Kniffen a déclaré que les gens sont plus susceptibles d’essayer d’économiser sur l’épicerie, où les options moins chères pourraient ne pas être si différentes en qualité des marques renommées : “La substitution est si facile dans l’espace de l’épicerie”, a-t-il déclaré.

La chaîne de maquillage Ulta Beauty a également facilement dépassé les attentes de vente de Wall Street cette semaine, les acheteurs achetant des articles pour se faire dorloter et s’habiller pour des rassemblements sociaux. La société a relevé ses perspectives pour l’ensemble de l’année après que les ventes du premier trimestre aient bondi de 18 % dans les sites établis par rapport à il y a un an.

“Il y a de nouvelles tendances qui arrivent dans le maquillage et nous sommes enthousiasmés, certainement une poussée vers des looks audacieux, brillants, glamour, scintillants”, a déclaré le PDG d’Ulta, Dave Kimbell. “Les gens sont prêts à sortir dans le monde et cela se voit dans les regards.”

Kimbell a déclaré que le maquillage est considéré comme une indulgence abordable, même lorsque les gens ont des budgets plus serrés. Détaillant de vêtements Express profite également de l’empressement des gens à sortir et à se rhabiller, avec des ventes à magasins comparables en hausse de 31 % au cours du trimestre.

“L’une des principales tendances de la mode féminine en ce moment est les costumes de couleur de la tête aux pieds”, a déclaré le PDG d’Express, Tim Baxter, lors d’un entretien téléphonique. “Nous n’avons pas été dans ce genre de cycle de la mode depuis longtemps.”

Environnement agité pour certains

L’évolution des comportements signifie que les détaillants qui vendent plus de vêtements décontractés, tels que des pyjamas et des survêtements, pourraient désormais souffrir plus que leurs rivaux après avoir constaté une augmentation des ventes lorsque les gens se recroquevillaient à la maison.

Certains sont maintenant aux prises avec des stocks de vêtements adaptés à la pandémie qu’ils ont stockés lorsque les gens recherchaient avant tout le confort. Ces articles pourraient éventuellement devoir être fortement réduits.

American Eagle a déclaré jeudi que la demande au premier trimestre était “bien en deçà” de ses attentes et a revu à la baisse ses prévisions de bénéfices pour l’année. Les stocks ont augmenté de 46 % par rapport à il y a un an. La division Aerie de la société vend des vêtements décontractés, des équipements d’entraînement et de la lingerie aux adolescentes et aux jeunes femmes.

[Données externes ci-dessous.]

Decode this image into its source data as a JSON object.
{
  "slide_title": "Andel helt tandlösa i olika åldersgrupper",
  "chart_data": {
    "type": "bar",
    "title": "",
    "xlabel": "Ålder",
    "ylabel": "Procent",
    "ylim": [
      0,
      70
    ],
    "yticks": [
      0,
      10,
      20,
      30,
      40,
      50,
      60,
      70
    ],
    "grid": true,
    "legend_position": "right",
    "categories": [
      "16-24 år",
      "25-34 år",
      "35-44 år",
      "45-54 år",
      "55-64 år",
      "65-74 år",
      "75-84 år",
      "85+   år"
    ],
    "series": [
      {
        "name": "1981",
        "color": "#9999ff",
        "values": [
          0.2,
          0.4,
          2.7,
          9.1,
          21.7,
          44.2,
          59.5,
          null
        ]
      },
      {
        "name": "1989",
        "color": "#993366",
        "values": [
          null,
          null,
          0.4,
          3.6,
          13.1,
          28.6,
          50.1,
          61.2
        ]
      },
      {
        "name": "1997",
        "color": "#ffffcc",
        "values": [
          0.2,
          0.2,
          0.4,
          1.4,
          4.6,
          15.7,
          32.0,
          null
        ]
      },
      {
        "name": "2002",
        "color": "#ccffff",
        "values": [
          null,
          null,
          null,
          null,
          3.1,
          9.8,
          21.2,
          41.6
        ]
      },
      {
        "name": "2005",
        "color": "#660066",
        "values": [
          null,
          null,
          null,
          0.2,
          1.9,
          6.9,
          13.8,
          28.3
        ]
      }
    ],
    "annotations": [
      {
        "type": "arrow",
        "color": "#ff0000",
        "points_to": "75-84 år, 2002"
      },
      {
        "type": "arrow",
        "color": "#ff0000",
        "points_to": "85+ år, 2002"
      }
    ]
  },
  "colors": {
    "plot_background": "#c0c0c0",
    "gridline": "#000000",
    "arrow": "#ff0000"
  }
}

Abercrombie & Fitch a également déclaré que les stocks avaient augmenté de 45% au cours de son premier trimestre fiscal par rapport à il y a un an et ont réduit ses prévisions de ventes pour l’année. Et les ventes de Gap au premier trimestre ont chuté, entraînées par Old Navy.

“L’année dernière, nous avons gagné gros avec les vêtements de sport et les molletons, ainsi que les enfants et les bébés, ce qui est notre point fort pour Old Navy”, a déclaré la PDG de Gap, Sonia Syngal, lors d’un entretien téléphonique. Elle a déclaré que le retour des mariages, des occasions spéciales et de la vie de bureau faisait maintenant pression sur ces catégories.

Les stocks de Gap ont augmenté de 34 % au cours de la période et la société a réduit ses prévisions de bénéfices pour 2022. Seule sa chaîne Banana Republic, qui s’adresse à une clientèle à revenu plus élevé, a signalé une augmentation des ventes dans les magasins comparables.

Dans un magasin Old Navy que Syngal a récemment visité, où le revenu moyen dans la région est d’environ 100 000 $, elle a déclaré que le comportement des acheteurs n’avait pas beaucoup changé. Mais à un autre endroit où le revenu moyen dans la région était d’environ 50 000 $, elle a déclaré que les pressions financières étaient claires.

“L’accent est beaucoup plus mis sur le rapport qualité-prix”, a-t-elle déclaré, ajoutant que les gens ne venaient pas aussi souvent non plus.

Stacey Widlitz, présidente de la société de conseil au détail SW Retail Advisors, a déclaré que les résultats mitigés dans l’industrie reflètent la façon dont l’économie affecte les gens à mesure qu’ils sortent de la pandémie.

“C’est un changement dans les dépenses. C’est un changement de comportement. Et cela frappe différentes entreprises différemment”, a-t-elle déclaré.

—CNBC Mélissa Repko contribué à ce reportage.